Zunächst einmal Stil:
- Wichtig: Alle globalen Variablen weg! Die sorgen nur für komplizierte Fehler.
- Mach unnötige Kommentare weg. Zum Beispiel:
//um strings zu benutzen
#include <string>
Ach!
- Mach falsche Kommentare weg. Zum Beispiel:
//z.B. für .c_str()
#include <sys/stat.h>
Bestimmt nicht!
- Mach irreführende Kommentare weg. Zum Beispiel:
//Liefert Dirs
struct dirent* entry;
Das liefert gar nichts, das ist eine Variable, die enthält höchstens etwas.
- return mit Klammern ist eher eine ungewöhnliche Schreibweise
- Mach unnötige Anweisungen weg:
teacherfile.close();
return(0);
Und genau beim return würde der Dateistream automatisch zugehen (mal Referenz zum fstream-Destruktor durchlesen - Dateien schließen sich in C++ automatisch wenn sie aus dem Scope gehen). Also völlig unnötig.
- Ich war ja nie ein Fan von erst Deklarieren, später definieren, wenn man sowieso den gesamten Quellcode in eine einzige Datei schreibt. Aber ist Geschmackssache. Erinnert mich jedenfalls immer an den Stil von Jürgen Wolf, daher eventuell zu unrecht negativ belegt.
- Ich persönlich mag auch deinen Einrückungsstil nicht (auch wenn er durchaus so üblich ist). Das musst du nicht verbessern, aber ich gucke nicht so intensiv über das Programm, da ich es schlecht lesen kann.
Technik:
- Es wäre eine Überlegung wert, die verbreitete und plattformunabhängige Boost-Bibliothek zu nutzen. Die hat auch einen Teil extra zum Arbeiten mit Dateisystemen (Boost Filesystem) und kapselt diesen ganzen C-Stil-Systemkram schön weg.
- Das gilt ebenso für Datums- und Zeitverarbeitung
- Lerne die Container richtig zu benutzen!

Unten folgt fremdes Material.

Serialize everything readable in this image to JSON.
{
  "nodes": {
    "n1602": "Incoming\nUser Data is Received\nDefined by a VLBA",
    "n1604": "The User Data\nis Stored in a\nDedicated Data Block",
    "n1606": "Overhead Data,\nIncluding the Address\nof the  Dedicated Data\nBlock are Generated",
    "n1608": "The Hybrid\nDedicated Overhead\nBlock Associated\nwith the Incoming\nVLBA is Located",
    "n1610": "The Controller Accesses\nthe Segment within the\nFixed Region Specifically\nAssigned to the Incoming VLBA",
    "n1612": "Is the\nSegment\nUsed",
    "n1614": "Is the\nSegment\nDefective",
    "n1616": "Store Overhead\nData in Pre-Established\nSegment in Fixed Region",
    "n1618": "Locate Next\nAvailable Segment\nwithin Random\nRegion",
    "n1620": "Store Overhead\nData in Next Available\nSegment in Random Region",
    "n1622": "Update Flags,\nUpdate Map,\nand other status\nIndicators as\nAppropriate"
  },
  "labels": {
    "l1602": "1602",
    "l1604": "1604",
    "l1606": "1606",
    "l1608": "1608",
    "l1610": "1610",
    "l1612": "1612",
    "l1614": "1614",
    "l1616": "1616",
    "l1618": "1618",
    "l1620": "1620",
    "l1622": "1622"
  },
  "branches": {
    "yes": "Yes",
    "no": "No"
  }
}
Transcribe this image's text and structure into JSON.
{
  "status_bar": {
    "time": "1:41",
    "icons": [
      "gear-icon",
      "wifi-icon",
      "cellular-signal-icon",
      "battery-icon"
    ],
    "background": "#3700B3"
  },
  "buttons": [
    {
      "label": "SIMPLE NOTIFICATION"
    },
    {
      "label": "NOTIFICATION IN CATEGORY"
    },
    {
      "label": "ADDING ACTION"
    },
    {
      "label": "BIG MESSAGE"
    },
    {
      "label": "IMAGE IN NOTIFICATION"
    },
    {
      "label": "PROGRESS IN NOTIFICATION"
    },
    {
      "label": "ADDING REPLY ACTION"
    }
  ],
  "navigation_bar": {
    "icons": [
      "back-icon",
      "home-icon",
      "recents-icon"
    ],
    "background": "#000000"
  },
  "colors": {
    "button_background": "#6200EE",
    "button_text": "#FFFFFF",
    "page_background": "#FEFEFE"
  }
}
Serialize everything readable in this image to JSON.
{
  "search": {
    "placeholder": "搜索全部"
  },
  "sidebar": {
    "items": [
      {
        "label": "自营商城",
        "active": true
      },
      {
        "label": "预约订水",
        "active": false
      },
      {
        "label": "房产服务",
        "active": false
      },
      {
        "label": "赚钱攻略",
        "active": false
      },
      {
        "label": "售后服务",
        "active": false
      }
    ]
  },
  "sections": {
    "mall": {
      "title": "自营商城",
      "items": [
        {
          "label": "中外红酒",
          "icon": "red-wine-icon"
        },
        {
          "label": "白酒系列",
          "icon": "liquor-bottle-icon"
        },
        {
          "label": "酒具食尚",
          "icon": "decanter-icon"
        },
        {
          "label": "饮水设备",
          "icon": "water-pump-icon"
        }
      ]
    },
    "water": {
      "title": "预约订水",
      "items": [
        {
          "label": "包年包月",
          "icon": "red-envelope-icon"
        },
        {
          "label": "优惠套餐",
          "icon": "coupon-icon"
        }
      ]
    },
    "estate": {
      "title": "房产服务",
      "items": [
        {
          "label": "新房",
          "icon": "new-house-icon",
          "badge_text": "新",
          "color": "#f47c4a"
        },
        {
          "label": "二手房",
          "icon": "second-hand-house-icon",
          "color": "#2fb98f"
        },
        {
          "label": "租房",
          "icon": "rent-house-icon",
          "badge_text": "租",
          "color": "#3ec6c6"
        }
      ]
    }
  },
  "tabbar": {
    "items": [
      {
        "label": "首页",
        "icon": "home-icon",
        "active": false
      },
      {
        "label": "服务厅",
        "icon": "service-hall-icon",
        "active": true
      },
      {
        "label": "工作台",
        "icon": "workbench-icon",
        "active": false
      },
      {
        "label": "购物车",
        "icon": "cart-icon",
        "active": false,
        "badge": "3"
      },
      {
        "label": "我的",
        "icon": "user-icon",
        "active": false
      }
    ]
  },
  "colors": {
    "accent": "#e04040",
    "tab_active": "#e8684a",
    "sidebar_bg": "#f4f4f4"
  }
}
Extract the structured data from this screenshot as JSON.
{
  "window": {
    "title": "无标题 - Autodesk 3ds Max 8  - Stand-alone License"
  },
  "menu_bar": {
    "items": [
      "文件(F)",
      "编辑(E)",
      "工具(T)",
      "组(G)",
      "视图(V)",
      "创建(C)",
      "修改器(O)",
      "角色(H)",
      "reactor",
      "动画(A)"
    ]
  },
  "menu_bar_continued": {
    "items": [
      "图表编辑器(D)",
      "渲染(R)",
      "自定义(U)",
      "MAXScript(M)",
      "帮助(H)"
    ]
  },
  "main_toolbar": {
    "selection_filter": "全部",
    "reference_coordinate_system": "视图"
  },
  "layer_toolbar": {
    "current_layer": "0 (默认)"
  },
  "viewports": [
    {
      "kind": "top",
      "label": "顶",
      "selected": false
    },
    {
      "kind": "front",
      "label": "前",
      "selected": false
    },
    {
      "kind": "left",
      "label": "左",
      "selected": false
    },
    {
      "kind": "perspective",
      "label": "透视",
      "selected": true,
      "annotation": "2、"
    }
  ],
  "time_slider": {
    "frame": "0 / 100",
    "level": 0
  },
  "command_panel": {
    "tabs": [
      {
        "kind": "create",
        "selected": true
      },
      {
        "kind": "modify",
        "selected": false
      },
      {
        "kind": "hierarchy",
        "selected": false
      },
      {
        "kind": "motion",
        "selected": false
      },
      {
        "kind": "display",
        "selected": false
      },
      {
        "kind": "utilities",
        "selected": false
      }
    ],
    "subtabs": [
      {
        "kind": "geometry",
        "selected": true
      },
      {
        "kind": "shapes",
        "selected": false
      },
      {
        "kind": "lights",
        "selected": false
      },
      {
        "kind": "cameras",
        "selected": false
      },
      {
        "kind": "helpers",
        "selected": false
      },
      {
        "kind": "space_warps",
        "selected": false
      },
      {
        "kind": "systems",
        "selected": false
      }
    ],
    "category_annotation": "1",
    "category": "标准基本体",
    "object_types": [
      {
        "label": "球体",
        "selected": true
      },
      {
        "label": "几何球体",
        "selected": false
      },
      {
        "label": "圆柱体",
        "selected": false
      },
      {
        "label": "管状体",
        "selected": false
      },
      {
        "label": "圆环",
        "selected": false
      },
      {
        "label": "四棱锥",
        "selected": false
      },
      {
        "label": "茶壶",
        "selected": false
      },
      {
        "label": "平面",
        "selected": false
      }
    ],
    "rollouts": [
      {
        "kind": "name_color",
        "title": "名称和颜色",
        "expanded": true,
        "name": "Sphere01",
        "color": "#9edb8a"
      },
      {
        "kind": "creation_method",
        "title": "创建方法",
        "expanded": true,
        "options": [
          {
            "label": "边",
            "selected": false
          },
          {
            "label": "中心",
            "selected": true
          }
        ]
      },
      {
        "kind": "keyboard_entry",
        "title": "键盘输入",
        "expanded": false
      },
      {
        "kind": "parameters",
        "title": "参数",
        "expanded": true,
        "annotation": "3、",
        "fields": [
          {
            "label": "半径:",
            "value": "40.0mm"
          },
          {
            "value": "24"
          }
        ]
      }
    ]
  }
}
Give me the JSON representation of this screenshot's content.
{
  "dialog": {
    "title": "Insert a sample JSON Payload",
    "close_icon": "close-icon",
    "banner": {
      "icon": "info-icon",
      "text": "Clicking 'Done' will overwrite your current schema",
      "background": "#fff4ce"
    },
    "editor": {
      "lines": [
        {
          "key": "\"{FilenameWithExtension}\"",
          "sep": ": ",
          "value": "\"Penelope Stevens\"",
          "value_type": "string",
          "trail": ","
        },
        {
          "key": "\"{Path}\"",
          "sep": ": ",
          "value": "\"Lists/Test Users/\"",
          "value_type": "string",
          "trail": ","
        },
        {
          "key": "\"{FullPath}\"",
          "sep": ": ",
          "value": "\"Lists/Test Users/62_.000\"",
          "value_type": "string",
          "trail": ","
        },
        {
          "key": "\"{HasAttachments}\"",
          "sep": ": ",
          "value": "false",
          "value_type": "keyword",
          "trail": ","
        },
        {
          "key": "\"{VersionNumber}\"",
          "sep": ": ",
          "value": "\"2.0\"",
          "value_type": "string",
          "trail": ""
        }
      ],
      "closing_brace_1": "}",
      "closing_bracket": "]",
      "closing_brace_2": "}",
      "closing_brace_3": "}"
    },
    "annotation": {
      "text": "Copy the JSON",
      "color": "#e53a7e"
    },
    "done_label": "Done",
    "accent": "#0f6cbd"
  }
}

teachers.resize(teachers.size() + 1);
teachers.at(zaehler) = output;
zaehler++;
Du programmierst die wohl wichtigste Methode des vectors, push_back, extrem umständlich nach.
- Const correctness! Googeln, verstehen, anwenden! Das hilft dir, sehr viele Fehler gleich zur Compilezeit zu entdecken.
- Potentiell große Datenpakete (string) sollten per (const-)Referenz an Funktionen übergeben werden, das spart Kopierarbeit.
Fehler die mir auffallen:
- Logikfehler:
while(teacherfile.good()){
getline(teacherfile, output);
// Verarbeitung
}
Direkt aus einem der vielen schlechten Lehrbücher übernommen. Falls du so eines haben solltest: Wegwerfen!
Du prüfst auf Erfolg (...good()), dann machst du etwas fehleranfälliges(getline), dann verarbeitest du das Ergebnis. Jetzt denk mal nach, was passiert, wenn der zweite Schritt schief geht. Typischerweise willst du so etwas wie
while(getline(teacherfile, output))
{
// Verarbeitung
}
Das war jetzt schon jede Menge, manches pingelig, manches ernst. Ich denke, du hast erst einmal zu tun. Wenn du alles (oder wenigstens vieles) verbessert hast, kann man noch einmal gucken. Dann wird auch alles viel übersichtlicher sein, dann kann man mehr verstehen und besser helfen.